Research topic and goals
Behaviour of HPC systems, such as performance, power consumption, thermal distribution, are increasingly hard to predict due to process variations and dynamic processors, which conflicts with conventional bulk synchronous parallelism software models such as MPI. Additionally computing facilities are now interested in limiting computing resources by power/energy budget rather than CPU time. Such idea is also negatively affected by unpredictable behaviour of modern HPC systems. Hardware-level power-limiting capability is becoming a standard feature in modern processors. Intel running average power limit (RAPL), for example, adjusts CPU core frequency (and CPU states if needed) periodically in order to limit the CPU power consumption not to exceed user-specified per-socket power budget. While RAPL, in fact, is an excellent mechanism for independent workloads, there are multiple considerations for HPC usage. The side effect of such power limiting is performance variation between cores/sockets/nodes; no mechanism to communicate between sockets or nodes. The effective range of user-specifiable power budget is limited; lower efficiency with lower power budget. They tend to be a hardware feature; not tuneable.

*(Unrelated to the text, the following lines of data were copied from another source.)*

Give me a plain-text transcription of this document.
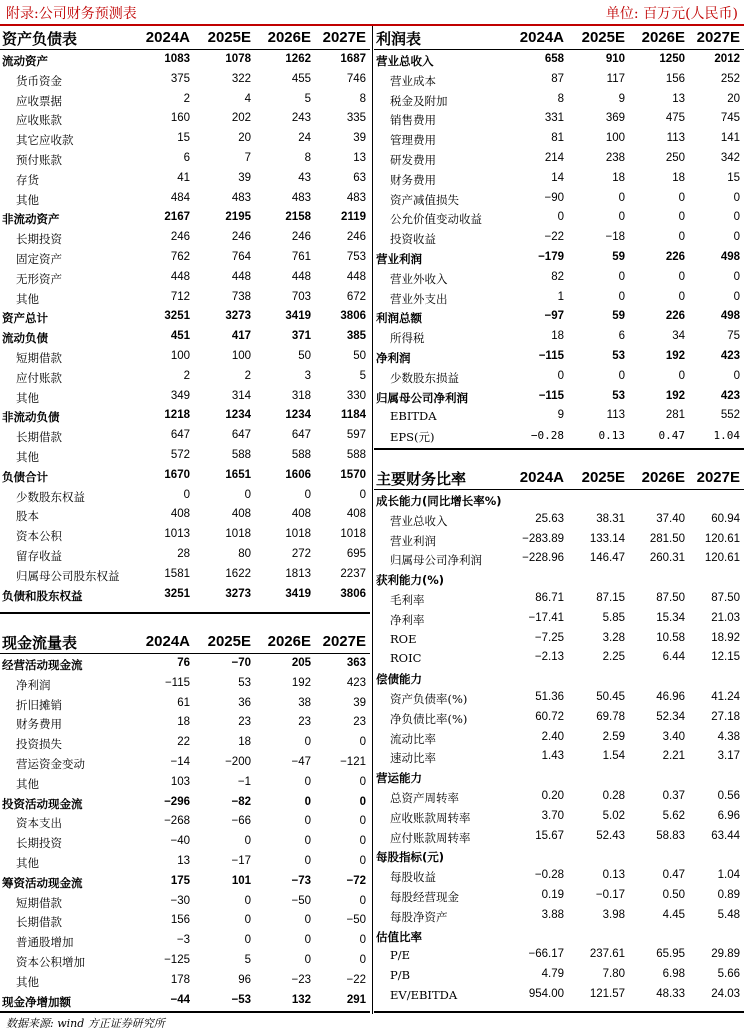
附录:公司财务预测表	单位: 百万元(人民币)
资产负债表	2024A 2025E 2026E 2027E
流动资产	1083	1078	1262	1687
货币资金	375	322	455	746
应收票据	2	4	5	8
应收账款	160	202	243	335
其它应收款	15	20	24	39
预付账款	6	7	8	13
存货	41	39	43	63
其他	484	483	483	483
非流动资产	2167	2195	2158	2119
长期投资	246	246	246	246
固定资产	762	764	761	753
无形资产	448	448	448	448
其他	712	738	703	672
资产总计	3251	3273	3419	3806
流动负债	451	417	371	385
短期借款	100	100	50	50
应付账款	2	2	3	5
其他	349	314	318	330
非流动负债	1218	1234	1234	1184
长期借款	647	647	647	597
其他	572	588	588	588
负债合计	1670	1651	1606	1570
少数股东权益	0	0	0	0
股本	408	408	408	408
资本公积	1013	1018	1018	1018
留存收益	28	80	272	695
归属母公司股东权益	1581	1622	1813	2237
负债和股东权益	3251	3273	3419	3806
现金流量表	2024A 2025E 2026E 2027E
经营活动现金流	76	−70	205	363
净利润	−115	53	192	423
折旧摊销	61	36	38	39
财务费用	18	23	23	23
投资损失	22	18	0	0
营运资金变动	−14	−200	−47	−121
其他	103	−1	0	0
投资活动现金流	−296	−82	0	0
资本支出	−268	−66	0	0
长期投资	−40	0	0	0
其他	13	−17	0	0
筹资活动现金流	175	101	−73	−72
短期借款	−30	0	−50	0
长期借款	156	0	0	−50
普通股增加	−3	0	0	0
资本公积增加	−125	5	0	0
其他	178	96	−23	−22
现金净增加额	−44	−53	132	291
利润表	2024A 2025E 2026E 2027E
营业总收入	658	910	1250	2012
营业成本	87	117	156	252
税金及附加	8	9	13	20
销售费用	331	369	475	745
管理费用	81	100	113	141
研发费用	214	238	250	342
财务费用	14	18	18	15
资产减值损失	−90	0	0	0
公允价值变动收益	0	0	0	0
投资收益	−22	−18	0	0
营业利润	−179	59	226	498
营业外收入	82	0	0	0
营业外支出	1	0	0	0
利润总额	−97	59	226	498
所得税	18	6	34	75
净利润	−115	53	192	423
少数股东损益	0	0	0	0
归属母公司净利润	−115	53	192	423
EBITDA	9	113	281	552
EPS(元)	−0.28	0.13	0.47	1.04
主要财务比率	2024A 2025E 2026E 2027E
成长能力(同比增长率%)
营业总收入	25.63	38.31	37.40 60.94
营业利润	−283.89 133.14 281.50 120.61
归属母公司净利润	−228.96 146.47 260.31 120.61
获利能力(%)
毛利率	86.71	87.15	87.50 87.50
净利率	−17.41	5.85	15.34 21.03
ROE	−7.25	3.28	10.58 18.92
ROIC	−2.13	2.25	6.44 12.15
偿债能力
资产负债率(%)	51.36	50.45	46.96 41.24
净负债比率(%)	60.72	69.78	52.34 27.18
流动比率	2.40	2.59	3.40	4.38
速动比率	1.43	1.54	2.21	3.17
营运能力
总资产周转率	0.20	0.28	0.37	0.56
应收账款周转率	3.70	5.02	5.62	6.96
应付账款周转率	15.67	52.43	58.83 63.44
每股指标(元)
每股收益	−0.28	0.13	0.47	1.04
每股经营现金	0.19	−0.17	0.50	0.89
每股净资产	3.88	3.98	4.45	5.48
估值比率
P/E	−66.17 237.61	65.95 29.89
P/B	4.79	7.80	6.98	5.66
EV/EBITDA	954.00 121.57	48.33 24.03
数据来源: wind 方正证券研究所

We propose a software-level solution to provide additional control mechanisms that increase hardware power-limiting feature and work for multiple nodes by applying autonomic computing techniques and targeting HPC workloads. We adopt an approach involving Autonomic Computing and Control Theory. We will identify significant sensors and actuators (e.g., switching on/off cores, changing CPU frequency), build adaptive models of the process to be controlled, and define robust adaptive control objectives w.r.t. appropriate metrics. We will design and experimentally validate controllers regulating consumption while ensuring performance. We will explore variants, beyond simple threshold-based control e.g., predictive control to avoid overshooting or adaptive control for robustness to the natural variability, considering costs of actions, avoiding oscillations and over-reaction, handle multiple criteria, coordinate multiple autonomic loops. Based on our previous experience in Cloud-oriented Autonomic Computing, we will generalize and explore novel issues in adapting our approaches to specificities of HPC and power management.
Results for 2018/2019
We performed analysis of power capping mechanisms, RAPL in particular, and of their interaction with application-level variations. We identified potential retroaction loops in that context, and currently focus on a particular representative autonomic loop : deciding at runtime, dynamically, on the sufficient/minimal level of power capping such that the application performance remains maximum. The range of flexibility/elasticity typically comes from some phases of an application involving more input/output, slowing down computations, and therefore the same performance can be achieved while slowing down the processor, through lower power cap.
Preliminary work completed at Argonne to instrument a collection of HPC applications to report progress: an application-specific measure of online performance. These progress reports will be used as a sensor in future work.
Visits and meetings
We schedule regular video meetings between the different members of the project. Swann Perarnau (ANL) visited Grenoble for a week to make progress on the project in April 2018.
Impact and publications
Short term plans are to finalize the design of controllers for this feedback loop : we consider a range of controllers, from simple intuitive algorithms, to model-based approaches involving control theoretical approaches.
We then plan to perform a series of experimental evaluations in order to characterize and compare the different controllers w.r.t. the gain in power consumption as well as properties of the controllers (convergence, stability).